The former Homestake Gold Mine in Lead, S.D., has a hallowed place in the history of physics as a spot where nothing happens.
It was here, in the 1970s, that Raymond Davis Jr. tried to catch neutrinos, spooky subatomic particles emitted by the sun, in a vat of cleaning fluid a mile underground and for a long time came up empty. For revolutionizing the study of those particles, he shared the Nobel Prize in physics in 2002.
On Wednesday, an international team of physicists based in the same cavern of the mine announced a new milestone of futility, this time in the search for dark matter, the mysterious, invisible ingredient that astronomers say makes up a quarter of the cosmos.
In 110 days of running, they said, the biggest, most sensitive dark matter detector yet, a vat of 368 kilograms of liquid xenon, they have not seen a trace of the clouds of dark matter particles that theorists say should be wafting through space, the galaxy, the Earth and, of course, us.
At least not yet. The experiment has just begun.
As has been typical of the dark matter industry, the scientists took pride and hope in how clearly they did not see anything.
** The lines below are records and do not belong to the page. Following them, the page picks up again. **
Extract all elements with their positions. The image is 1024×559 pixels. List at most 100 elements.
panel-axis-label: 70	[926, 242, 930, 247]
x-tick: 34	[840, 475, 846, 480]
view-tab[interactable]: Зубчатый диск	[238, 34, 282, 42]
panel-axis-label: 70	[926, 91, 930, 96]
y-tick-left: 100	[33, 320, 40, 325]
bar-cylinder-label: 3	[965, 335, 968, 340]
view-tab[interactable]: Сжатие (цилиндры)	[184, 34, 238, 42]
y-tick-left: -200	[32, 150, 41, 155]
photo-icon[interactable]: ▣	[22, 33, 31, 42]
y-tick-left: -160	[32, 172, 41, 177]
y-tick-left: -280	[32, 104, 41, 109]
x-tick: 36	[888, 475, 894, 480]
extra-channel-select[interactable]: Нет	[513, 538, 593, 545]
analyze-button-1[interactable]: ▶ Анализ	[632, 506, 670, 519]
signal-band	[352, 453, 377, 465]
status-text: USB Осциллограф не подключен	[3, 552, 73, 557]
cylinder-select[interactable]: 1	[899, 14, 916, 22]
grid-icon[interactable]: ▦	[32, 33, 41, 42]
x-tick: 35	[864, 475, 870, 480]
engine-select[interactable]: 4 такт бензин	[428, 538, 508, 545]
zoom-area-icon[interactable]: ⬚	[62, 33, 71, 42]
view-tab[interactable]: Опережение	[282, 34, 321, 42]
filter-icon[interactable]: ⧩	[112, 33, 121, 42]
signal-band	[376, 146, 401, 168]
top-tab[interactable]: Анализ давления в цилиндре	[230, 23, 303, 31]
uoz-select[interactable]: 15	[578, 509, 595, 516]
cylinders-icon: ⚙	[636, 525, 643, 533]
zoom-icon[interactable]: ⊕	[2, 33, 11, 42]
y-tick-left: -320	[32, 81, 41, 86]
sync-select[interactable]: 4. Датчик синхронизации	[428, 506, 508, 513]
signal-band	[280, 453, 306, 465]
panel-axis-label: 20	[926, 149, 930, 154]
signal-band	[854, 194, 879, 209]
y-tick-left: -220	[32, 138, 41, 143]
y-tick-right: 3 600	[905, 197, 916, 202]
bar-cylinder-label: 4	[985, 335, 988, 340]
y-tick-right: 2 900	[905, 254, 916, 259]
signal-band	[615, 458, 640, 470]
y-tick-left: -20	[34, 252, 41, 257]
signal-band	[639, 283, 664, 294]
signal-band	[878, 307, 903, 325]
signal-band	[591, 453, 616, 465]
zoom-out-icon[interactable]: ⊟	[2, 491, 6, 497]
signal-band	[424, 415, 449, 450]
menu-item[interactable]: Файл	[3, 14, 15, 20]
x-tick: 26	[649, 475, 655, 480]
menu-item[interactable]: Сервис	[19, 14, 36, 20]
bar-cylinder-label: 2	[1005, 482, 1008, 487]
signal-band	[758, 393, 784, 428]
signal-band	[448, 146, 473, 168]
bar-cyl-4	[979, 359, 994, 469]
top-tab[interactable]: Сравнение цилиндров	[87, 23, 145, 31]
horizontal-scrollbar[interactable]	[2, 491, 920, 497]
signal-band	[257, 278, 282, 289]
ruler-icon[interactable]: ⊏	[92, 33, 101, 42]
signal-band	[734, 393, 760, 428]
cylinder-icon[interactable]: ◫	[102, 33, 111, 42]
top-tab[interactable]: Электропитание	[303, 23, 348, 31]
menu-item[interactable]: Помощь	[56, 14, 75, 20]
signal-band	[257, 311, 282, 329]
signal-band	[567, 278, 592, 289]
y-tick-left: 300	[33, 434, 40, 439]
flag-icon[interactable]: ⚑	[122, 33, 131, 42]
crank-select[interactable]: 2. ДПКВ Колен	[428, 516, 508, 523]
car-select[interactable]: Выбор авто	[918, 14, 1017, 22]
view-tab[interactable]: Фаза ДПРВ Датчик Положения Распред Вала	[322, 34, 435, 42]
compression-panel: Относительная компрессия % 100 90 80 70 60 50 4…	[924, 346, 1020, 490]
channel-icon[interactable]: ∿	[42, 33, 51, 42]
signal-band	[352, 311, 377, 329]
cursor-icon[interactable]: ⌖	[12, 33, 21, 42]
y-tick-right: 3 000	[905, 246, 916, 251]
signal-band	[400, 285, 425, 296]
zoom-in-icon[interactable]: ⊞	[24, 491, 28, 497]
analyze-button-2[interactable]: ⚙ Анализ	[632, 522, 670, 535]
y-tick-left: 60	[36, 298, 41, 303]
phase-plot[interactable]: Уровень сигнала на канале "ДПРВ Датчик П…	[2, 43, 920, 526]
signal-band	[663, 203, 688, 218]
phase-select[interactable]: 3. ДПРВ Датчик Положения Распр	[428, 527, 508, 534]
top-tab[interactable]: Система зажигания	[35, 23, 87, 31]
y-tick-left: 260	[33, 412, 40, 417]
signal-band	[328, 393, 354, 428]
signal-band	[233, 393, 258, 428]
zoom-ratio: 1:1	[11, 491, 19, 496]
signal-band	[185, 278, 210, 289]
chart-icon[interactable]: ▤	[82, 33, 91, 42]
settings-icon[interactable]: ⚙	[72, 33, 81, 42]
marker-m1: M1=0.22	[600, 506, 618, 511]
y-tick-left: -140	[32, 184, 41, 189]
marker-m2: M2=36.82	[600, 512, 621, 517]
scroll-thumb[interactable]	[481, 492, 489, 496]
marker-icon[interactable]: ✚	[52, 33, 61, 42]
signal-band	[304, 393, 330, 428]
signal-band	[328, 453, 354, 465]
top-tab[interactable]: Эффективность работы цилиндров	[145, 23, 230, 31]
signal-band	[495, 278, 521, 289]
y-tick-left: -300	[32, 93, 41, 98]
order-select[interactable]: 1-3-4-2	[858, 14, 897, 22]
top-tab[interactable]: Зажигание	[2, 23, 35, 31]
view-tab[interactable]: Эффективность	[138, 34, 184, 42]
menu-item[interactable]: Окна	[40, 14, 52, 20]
This means, they said, that their detector is working so well that they will easily see a dark matter particle when and if it decides to drop in.
“In 25 years of searching, this is the cleanest signal I’ve ever seen,” said Richard Gaitskell, a professor of physics at Brown University and the spokesman for an international collaboration that operates the experiment known as LUX, for Large Underground Xenon.
The announcement capped a morning of ceremony, which included the governor of South Dakota, to celebrate the first results from the experiment - the first occupant of the Sanford Underground Research Facility, a lab being developed in the old mine with a mixture of state and private money.
LUX is the latest in a long series of ever larger experiments that have teased and taunted the world’s physicists over the last few years. They are all in abandoned mines or other underground places to shield them from cosmic rays, which could cause false alarms. Gaitskell said in an interview that the biggest source of noise in the LUX device was trace radioactive elements in the metal of its own circuits.